Valve springs attach to camshafts in internal combustion engines in order to keep valves closed when not activated

Valve springs attach to camshafts in internal combustion engines, in order to keep valves closed when not activated.

Barnes Group Closing Auto Parts Plant

“Highly commoditized product” 50 workers affected

Barnes Group Inc., the holding company for multiple aerospace and industrial manufacturing companies, plans to cease operations at its Saline, Mich., plant by midyear. The operation mainly produces automotive engine valve springs, which Barnes described as “a highly commoditized product.”

In internal combustion engines, valve springs are installed to keep engine valves closed when they are not actuated by a camshaft. They are attached to the valve stem ends, seating within spring retainers.

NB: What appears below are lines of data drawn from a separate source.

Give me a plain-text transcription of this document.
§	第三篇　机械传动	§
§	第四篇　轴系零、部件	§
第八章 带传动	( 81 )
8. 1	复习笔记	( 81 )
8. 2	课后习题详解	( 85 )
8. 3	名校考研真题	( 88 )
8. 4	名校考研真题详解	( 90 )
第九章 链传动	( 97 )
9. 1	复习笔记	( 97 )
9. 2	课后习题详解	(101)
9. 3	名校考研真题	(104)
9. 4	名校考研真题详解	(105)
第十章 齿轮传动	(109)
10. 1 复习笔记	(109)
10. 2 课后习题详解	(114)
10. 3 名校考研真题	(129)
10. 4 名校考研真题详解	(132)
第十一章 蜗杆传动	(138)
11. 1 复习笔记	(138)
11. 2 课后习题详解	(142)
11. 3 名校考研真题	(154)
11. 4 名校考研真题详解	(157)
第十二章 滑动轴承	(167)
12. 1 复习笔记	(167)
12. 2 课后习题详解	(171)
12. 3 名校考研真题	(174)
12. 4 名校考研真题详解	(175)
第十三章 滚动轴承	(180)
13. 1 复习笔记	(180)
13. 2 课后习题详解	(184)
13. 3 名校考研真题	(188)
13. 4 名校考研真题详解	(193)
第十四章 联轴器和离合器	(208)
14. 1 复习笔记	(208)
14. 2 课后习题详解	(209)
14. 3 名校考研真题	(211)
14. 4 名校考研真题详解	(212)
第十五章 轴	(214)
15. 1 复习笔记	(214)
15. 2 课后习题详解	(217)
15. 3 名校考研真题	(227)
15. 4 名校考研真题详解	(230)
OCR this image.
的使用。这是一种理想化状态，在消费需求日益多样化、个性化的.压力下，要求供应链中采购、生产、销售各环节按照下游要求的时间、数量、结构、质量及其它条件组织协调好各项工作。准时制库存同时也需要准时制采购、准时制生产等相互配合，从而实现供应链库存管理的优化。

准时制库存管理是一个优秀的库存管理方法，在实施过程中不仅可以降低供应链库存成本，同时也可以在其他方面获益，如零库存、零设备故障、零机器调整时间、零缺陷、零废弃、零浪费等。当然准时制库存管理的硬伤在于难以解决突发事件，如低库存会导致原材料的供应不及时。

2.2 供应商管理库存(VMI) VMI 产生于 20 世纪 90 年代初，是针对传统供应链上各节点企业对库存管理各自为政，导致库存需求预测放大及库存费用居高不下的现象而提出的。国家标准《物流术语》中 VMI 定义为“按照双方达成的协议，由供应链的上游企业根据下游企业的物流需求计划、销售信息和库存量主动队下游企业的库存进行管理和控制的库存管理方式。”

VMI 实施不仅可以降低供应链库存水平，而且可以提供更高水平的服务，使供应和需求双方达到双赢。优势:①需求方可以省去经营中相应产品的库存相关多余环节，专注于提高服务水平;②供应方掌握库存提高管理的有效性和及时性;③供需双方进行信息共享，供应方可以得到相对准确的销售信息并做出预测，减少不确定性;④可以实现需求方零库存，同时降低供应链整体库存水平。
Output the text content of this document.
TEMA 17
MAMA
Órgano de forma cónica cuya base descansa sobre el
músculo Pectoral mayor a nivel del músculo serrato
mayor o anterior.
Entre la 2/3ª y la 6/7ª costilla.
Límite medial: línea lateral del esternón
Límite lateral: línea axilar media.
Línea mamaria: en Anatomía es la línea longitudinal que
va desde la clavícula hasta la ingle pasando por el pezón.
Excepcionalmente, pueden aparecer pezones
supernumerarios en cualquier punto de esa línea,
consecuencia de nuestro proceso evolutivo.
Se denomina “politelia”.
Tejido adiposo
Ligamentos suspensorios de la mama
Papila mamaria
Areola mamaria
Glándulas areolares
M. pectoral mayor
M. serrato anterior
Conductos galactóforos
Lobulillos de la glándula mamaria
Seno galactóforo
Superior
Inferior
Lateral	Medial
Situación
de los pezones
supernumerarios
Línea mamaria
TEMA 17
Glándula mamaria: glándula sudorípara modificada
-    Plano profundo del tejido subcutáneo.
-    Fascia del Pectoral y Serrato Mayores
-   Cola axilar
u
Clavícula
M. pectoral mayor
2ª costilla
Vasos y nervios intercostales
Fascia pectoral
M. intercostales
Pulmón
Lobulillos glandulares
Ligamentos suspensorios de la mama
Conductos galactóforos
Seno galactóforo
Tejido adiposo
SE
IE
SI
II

Associated Spring produces various engineered spring and precision metal components, including mechanical springs, wire forms, washers, reed and flapper valves, precision stampings and assemblies, for automotive, aerospace and defense, diesel powertrain, energy, telecom/electronics, and several other markets.

Barnes Group stated that “changing market dynamics and increased customer demands for commodity pricing” had prompted several customers to shift their purchases of springs to other suppliers, which prompted the decision to close the operation in Saline.

The plant employs about 50 workers.

Barnes stated that it would incur 2014 pretax charges worth approximately $8 million for the closure.

Beyond Associated Spring, its holdings include Associated Spring Raymond,  Heinz Hänggi, Männer, Nitrogen Gas Products, Seeger-Orbis, and Synventive, which supply components and services to industrial and aerospace manufacturers. It has over 60 locations worldwide, and more than 4,300 employees.